At this point in the lengthy history of animal agriculture in America, an online article that begins like this is hardly breaking news:
“It's already widely known that meat production creates far more pollution than bringing vegetables, fruits, and grains to market. It is difficult to envisage how the world could supply a population of 10 billion or more people with the quantity of meat currently consumed in most high-income countries without substantial negative effects on the environment.”
This particular excerpt is from Newsweek online in a piece titled, “Global Meat Production Is Growing at an Unsustainable Pace.” I was curious: What was the genesis of such a summary?
Well, it turns out that the information was based on a recent report published in the journal Science that detailed the eco-impact of livestock production, and which, by the way, included these statements buried in the text of the report:
- “Careful management of grassland systems can contribute to carbon storage.”
- “Meat is a good source of energy and some essential nutrients — including protein and micronutrients such as iron, zinc, and vitamin B12.”
- “Livestock also provide employment for large numbers of people, and the trade in livestock and related food products is a core component of the economies of many countries.”
Interestingly, Newsweek didn’t include any reference to those statements in its article.
What its article did include were statistics on the carbon footprint of meat production taken from a 2014 report published in the Proceedings of the National Academy of Sciences. The lead author of that article was Gideon Eschel, a professor of Geophysics at Bard College in New York and one of the most vocal advocates of vegetarianism as the solution to all the world’s ills.
Eschel has made a name for himself by constantly claiming that if everyone simply stopped eating meat, the planetary environment would suddenly become bright green and healthy.
His PNAS study noted that “beef production requires 28 times more land and 11 times the irrigation water than the average of the other livestock categories.”
Interestingly, the much-touted Science report noted that, “[Meat] consumption in high-income countries [is] static or declining and … there has been a particularly marked increase in the global consumption of chicken and pork.”
So despite the dire warnings from Eschel, et al, it appears we’re headed in the right direction.
On that note, here’s an interesting factoid: 60 years ago in 1958, long before anyone was pointing a finger at livestock as climate change culprits, the U.S. cattle herd numbered about 90 million head. Current size: about 90 million head. Per-capita consumption of beef in 1958 was 56 pounds per year. Current beef consumption: 54 pounds a year.
Granted, many of the ongoing and pending eco-crises are real and problematic. Climate change isn’t a hoax, resource limitations are real and food security is very likely to be the world’s biggest crisis by mid-century.
But is going veggie the only way consumers can positively impact these eco-challenges? How about:
- Transportation. Drive less, walk more. Maybe even take public transit to work on trips that don’t involve schlepping a dozen grocery bags back home.
- Plastics. Speaking of bags, how about avoiding the use and disposal of plastic bags (and other unnecessary plastic packaging), thus mitigating the growth of those Texas-sized trash islands of discarded plastics currently floating in both the Pacific and Atlantic Oceans.
- Energy. How about turning down the thermostat in winter and setting it a little higher in summer?

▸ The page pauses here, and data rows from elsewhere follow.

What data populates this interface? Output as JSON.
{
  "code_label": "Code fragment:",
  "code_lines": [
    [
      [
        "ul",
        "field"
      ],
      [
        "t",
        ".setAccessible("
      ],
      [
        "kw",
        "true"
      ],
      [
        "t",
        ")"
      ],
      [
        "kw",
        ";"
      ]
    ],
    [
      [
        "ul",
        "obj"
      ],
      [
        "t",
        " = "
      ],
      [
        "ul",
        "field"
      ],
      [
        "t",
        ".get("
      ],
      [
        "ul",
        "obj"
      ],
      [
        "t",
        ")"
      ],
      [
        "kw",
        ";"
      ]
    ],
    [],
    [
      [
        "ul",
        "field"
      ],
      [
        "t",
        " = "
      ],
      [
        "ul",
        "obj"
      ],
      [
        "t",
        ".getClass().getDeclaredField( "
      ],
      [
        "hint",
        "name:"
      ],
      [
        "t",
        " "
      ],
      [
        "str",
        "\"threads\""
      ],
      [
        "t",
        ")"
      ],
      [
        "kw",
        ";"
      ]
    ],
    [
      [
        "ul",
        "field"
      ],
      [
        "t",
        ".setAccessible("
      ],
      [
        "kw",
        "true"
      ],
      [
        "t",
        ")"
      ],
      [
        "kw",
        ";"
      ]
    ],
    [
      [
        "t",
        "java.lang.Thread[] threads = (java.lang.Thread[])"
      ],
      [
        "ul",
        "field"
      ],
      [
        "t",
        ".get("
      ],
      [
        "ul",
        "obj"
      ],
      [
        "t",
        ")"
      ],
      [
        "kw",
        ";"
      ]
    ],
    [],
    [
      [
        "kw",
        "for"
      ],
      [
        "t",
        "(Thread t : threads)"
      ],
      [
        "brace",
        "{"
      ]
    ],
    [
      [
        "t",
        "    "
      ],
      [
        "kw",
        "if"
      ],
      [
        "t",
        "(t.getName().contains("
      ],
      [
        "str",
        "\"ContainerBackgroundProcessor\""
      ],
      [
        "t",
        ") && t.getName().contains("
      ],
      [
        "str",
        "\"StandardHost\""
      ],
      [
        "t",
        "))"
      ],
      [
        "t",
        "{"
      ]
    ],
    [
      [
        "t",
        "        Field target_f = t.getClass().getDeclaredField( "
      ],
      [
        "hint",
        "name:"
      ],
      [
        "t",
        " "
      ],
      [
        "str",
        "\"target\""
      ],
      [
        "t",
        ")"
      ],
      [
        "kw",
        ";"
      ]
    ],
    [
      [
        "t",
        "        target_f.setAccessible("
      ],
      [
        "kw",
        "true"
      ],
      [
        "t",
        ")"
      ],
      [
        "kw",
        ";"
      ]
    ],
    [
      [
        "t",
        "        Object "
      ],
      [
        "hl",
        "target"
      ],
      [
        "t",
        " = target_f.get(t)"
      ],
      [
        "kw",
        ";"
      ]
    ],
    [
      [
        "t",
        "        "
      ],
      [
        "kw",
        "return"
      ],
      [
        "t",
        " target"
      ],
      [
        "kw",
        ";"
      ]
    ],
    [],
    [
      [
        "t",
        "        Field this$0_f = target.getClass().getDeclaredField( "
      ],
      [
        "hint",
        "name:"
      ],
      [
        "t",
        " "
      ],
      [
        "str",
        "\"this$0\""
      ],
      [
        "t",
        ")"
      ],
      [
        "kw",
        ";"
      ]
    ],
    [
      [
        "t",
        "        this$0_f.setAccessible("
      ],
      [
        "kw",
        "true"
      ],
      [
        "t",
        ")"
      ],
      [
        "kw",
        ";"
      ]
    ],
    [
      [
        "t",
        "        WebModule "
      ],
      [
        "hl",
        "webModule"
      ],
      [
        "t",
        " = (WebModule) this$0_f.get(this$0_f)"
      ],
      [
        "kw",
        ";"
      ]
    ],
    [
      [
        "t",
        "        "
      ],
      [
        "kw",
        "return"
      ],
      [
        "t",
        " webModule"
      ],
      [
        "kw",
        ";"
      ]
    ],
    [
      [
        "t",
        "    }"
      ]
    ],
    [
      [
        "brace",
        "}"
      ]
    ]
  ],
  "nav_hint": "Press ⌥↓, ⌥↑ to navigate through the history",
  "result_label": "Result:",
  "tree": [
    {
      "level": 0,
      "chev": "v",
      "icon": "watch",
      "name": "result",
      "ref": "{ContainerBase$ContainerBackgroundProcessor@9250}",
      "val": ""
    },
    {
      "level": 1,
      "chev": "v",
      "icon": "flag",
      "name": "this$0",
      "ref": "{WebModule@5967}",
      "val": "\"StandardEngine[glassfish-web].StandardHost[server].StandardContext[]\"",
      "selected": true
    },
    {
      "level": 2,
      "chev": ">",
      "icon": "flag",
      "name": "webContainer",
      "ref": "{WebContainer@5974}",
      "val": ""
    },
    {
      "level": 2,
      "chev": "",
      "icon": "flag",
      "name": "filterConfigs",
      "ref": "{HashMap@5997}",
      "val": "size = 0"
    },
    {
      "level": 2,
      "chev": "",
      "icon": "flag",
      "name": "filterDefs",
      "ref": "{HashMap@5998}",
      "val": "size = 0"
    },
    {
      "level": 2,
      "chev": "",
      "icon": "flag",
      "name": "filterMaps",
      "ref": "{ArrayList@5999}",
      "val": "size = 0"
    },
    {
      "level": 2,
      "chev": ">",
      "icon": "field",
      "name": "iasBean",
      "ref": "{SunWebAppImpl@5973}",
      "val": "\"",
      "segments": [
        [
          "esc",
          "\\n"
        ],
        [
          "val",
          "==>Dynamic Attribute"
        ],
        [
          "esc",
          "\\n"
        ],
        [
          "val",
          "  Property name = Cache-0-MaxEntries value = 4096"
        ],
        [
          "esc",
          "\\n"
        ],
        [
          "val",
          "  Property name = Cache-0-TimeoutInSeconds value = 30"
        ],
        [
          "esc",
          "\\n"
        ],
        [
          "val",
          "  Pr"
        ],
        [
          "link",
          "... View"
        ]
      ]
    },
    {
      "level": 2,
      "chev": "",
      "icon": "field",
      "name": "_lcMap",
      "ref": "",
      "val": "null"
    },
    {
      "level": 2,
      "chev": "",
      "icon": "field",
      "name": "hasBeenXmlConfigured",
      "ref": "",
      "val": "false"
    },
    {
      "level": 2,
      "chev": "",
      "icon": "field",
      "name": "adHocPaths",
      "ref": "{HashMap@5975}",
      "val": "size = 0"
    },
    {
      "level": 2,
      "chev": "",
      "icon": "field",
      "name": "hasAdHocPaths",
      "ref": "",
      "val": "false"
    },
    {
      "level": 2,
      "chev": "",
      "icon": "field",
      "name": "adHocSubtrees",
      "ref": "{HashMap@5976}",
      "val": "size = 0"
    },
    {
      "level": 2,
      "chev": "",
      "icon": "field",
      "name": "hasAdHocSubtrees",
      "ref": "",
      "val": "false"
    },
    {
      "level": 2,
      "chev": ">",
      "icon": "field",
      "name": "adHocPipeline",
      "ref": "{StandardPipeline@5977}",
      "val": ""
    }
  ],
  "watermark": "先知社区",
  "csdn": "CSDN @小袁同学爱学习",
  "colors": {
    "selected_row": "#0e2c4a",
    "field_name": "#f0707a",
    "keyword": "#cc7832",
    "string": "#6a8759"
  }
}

A little sweat and/or donning a sweater never killed anyone.
And as for livestock, activists’ insistence that production efficiencies are forever static and that the carbon footprint of meat — albeit one that veggie advocates are always eager to inflate — is set in stone forever is, simply stated, pure BS.
Take just one aspect of the production/processing cycle.
I hate to date myself, but I’m old enough that I was alive and eating hamburgers back in the mid-20th century, when it was standard industry practice to ship cattle, pigs and sheep by railroad to stockyards adjacent to urban packinghouses. From those massive plants, dressed carcasses were loaded into refrigerated rail cars and sent to numerous “breakers,” processing plants in most major cities where the carcasses were trimmed and cut into what we now call subprimals. Those were then shipped to supermarkets and restaurant purveyors, where skilled butchers portioned them into retail and/or food service cuts.
By modern just-in-time standards, the system was ridiculously inefficient, and with the advent of boxed beef and pork production at rural plants located closer to feedlots and auctions yards, the once pervasive and multi-layered system simply disappeared.
Likewise, to presume that nothing can ever be done to improve livestock production, to find better ways to utilize land, energy and water resources and to minimize the carbon footprint of processing, packaging and distribution of animal foods flies in the face of history.
In the end, there is one reason, and one reason only, that global meat production has only lately become such an eco-villain, a reason that can be expressed in a single number: 7.5 billion, the number of people alive on Planet Earth in 2018.
By the way, back in 1958, when Americans were raising the same number of cattle and eating the same per capita amount of beef as today? The world’s population was only 2.9 billion.
Editor’s Note: The opinions in this commentary are those of Dan Murphy, a veteran journalist and commentator.